車の免許を持っていない、自動車に乗らない方はわからないかもしれないのですが、自動車のライトは通常2つのパターンを持っています。ハイビームとロービームです。ロービームのときはおよそ40メートル先までしか照らせないといいますが、これをハイビームに切り替えるだけで約100メートル先まで光が届くといいます。
私は仕事でも生活でも自動車に乗りますが、通常はロービーム、街灯がないなど真っ暗で見通しの悪い道などを走るとき、かつ向こうから車や人、自転車などがいない場合にのみハイビームに切り替えて走るときがあります。
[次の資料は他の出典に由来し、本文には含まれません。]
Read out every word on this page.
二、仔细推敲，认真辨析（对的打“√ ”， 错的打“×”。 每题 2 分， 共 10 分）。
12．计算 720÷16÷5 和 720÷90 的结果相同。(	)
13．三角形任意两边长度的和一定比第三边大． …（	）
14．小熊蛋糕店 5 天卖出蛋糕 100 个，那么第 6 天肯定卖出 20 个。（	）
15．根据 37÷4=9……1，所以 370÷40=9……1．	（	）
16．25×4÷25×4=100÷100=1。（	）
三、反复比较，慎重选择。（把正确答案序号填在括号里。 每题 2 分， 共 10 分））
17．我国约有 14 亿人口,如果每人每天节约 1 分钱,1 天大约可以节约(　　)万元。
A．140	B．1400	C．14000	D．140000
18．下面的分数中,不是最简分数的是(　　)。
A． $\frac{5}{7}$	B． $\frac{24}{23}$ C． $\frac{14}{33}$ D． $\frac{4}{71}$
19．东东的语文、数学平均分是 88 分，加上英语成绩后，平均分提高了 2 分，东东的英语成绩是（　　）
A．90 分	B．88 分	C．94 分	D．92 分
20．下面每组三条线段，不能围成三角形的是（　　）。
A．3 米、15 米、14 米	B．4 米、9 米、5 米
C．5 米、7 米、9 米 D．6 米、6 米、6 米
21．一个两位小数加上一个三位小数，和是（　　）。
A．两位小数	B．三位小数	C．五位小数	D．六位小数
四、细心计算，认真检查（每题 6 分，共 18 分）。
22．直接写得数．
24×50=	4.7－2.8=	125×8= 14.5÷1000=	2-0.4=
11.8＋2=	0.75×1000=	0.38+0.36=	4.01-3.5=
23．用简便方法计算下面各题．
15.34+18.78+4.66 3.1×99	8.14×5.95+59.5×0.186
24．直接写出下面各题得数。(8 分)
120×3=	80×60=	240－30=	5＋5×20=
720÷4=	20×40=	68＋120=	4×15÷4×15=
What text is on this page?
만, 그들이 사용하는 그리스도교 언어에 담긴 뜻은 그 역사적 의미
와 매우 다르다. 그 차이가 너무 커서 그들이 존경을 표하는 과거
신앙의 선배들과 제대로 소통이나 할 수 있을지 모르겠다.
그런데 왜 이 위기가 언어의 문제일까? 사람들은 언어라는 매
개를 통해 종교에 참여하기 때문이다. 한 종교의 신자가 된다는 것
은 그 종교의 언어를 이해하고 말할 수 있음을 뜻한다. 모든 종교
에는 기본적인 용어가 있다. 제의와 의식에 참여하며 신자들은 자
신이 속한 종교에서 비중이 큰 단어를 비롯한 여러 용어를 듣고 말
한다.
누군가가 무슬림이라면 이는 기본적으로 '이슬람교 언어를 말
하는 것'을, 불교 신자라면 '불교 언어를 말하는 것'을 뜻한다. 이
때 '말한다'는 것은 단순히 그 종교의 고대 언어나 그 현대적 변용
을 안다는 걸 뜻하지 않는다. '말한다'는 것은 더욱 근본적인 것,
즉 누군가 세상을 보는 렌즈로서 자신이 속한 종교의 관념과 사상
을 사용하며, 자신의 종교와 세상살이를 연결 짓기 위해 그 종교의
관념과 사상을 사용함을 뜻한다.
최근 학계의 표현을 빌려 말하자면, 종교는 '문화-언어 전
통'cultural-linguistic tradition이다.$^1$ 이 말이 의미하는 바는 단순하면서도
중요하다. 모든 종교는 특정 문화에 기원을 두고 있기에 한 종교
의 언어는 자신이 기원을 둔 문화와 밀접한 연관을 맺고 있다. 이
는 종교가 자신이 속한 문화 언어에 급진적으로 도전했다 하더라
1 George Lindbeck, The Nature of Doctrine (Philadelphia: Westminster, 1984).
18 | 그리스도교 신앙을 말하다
ですがまぁめったにハイビームは使いません。
ところが実はJAF(一般社団法人日本自動車連盟)によると「ハイビームが基本で、すれ違うときだけロービーム」という見解なのだそうで。
JAFの「なんでも質問箱」によると
JAFのホームページは安全運転のためのハウツーやテクニックなどを紹介しているページがあったり、質問に対する答えという形を使ったりしながら様々な啓発を行っています。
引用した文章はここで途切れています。